His deskmate, Sen. David Haley, D-Kansas City, praised Gooch as a mentor and conscientious legislator. Gooch and Haley are the Senate’s only black members, and Haley recalled how Gooch and other blacks struggled for decades against prejudice.
“Thank you, sir, for your tenacity and your patience,” Haley said. “I love you, sir, because you are symbolic of our very best.”
Sen. Robert Tyson, R-Parker, a former TWA pilot, recalled that Gooch helped him buy his first plane as a young flier. Tyson said Gooch had helped many pilots and was well-regarded in the aviation industry.

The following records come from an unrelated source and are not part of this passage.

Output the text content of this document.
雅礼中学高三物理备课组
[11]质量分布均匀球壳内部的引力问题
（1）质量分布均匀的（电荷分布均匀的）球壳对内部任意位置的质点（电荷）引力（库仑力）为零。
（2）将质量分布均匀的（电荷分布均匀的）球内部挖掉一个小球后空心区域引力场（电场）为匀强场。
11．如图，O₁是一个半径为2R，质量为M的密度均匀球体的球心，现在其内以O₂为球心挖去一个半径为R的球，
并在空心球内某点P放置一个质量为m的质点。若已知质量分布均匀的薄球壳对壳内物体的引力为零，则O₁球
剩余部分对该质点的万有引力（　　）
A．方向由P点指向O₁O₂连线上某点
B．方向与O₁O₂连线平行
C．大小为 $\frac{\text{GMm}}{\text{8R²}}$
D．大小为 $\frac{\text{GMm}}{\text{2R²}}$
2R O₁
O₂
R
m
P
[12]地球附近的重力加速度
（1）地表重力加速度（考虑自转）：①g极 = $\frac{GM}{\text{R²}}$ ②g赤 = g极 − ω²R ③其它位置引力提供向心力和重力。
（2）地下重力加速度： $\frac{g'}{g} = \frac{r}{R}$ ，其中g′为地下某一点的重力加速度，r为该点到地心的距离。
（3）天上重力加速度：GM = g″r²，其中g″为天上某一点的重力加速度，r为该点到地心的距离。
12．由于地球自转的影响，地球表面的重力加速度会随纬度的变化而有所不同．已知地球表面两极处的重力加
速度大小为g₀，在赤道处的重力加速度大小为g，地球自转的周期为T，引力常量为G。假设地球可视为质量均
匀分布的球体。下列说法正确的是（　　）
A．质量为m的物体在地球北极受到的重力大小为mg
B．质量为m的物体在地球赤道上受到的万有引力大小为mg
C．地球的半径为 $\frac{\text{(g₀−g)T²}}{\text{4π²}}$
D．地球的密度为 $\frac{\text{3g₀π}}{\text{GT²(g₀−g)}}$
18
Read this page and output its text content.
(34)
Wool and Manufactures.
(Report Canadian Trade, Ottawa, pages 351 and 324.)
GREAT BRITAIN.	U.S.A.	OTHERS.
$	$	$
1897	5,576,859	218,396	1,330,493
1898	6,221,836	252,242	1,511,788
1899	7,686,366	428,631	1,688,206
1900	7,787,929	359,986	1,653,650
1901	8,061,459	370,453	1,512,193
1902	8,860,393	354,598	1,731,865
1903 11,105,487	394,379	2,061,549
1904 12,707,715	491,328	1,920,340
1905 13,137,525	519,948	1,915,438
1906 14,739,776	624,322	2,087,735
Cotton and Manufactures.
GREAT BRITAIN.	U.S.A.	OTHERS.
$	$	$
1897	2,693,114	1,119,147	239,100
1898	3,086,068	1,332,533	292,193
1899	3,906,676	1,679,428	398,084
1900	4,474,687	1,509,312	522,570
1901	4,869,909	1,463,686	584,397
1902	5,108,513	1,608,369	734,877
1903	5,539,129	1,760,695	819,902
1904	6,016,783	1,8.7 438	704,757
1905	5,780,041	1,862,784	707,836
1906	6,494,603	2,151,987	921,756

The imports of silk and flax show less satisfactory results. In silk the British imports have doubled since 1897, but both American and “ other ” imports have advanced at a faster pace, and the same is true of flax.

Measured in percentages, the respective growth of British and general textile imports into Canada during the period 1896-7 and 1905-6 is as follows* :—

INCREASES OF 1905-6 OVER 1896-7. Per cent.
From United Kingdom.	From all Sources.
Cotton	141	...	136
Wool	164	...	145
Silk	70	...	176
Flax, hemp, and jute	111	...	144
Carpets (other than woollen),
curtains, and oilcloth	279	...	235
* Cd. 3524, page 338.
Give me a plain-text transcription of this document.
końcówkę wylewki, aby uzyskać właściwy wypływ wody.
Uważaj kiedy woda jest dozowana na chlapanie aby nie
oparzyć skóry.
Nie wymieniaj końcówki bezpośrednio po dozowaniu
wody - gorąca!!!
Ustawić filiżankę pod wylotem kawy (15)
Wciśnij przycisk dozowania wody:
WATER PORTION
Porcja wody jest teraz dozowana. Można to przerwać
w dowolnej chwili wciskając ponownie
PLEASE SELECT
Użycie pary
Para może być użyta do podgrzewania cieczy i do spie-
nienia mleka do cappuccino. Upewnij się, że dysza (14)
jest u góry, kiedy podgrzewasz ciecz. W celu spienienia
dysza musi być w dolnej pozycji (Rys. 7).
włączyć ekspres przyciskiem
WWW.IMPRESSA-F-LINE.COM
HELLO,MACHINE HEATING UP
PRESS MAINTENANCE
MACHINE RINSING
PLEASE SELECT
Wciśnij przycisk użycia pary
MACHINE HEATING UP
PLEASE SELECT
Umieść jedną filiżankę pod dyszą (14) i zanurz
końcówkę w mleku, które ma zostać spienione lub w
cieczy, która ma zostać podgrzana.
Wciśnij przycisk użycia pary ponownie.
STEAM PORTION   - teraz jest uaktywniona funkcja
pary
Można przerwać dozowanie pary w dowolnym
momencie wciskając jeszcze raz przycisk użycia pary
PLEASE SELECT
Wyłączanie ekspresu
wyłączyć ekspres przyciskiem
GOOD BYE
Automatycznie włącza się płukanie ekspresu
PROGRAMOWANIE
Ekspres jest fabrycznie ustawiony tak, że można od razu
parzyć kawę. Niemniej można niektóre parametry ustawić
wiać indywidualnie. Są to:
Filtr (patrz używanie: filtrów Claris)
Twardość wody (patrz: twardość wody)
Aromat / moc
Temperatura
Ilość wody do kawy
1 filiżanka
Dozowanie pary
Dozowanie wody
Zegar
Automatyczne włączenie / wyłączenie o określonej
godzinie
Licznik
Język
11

Gooch is a member of the Kansas Aviation Hall of Fame.
“I honor him and salute him for that,” Tyson said.
Gooch, a native of Brownsville, Tenn., served four years on the Kansas Commission on Civil Rights in 1971-74 and was a member of the Wichita City Council in 1989-92. He was elected to the Senate in 1992 and re-elected in 1996 and 2000.
“He is truly one of my heroes,” said Majority Leader Lana Oleen, R-Manhattan.
“I’m very much impressed and surprised,” Gooch said. “Thank you all for what you’ve done.”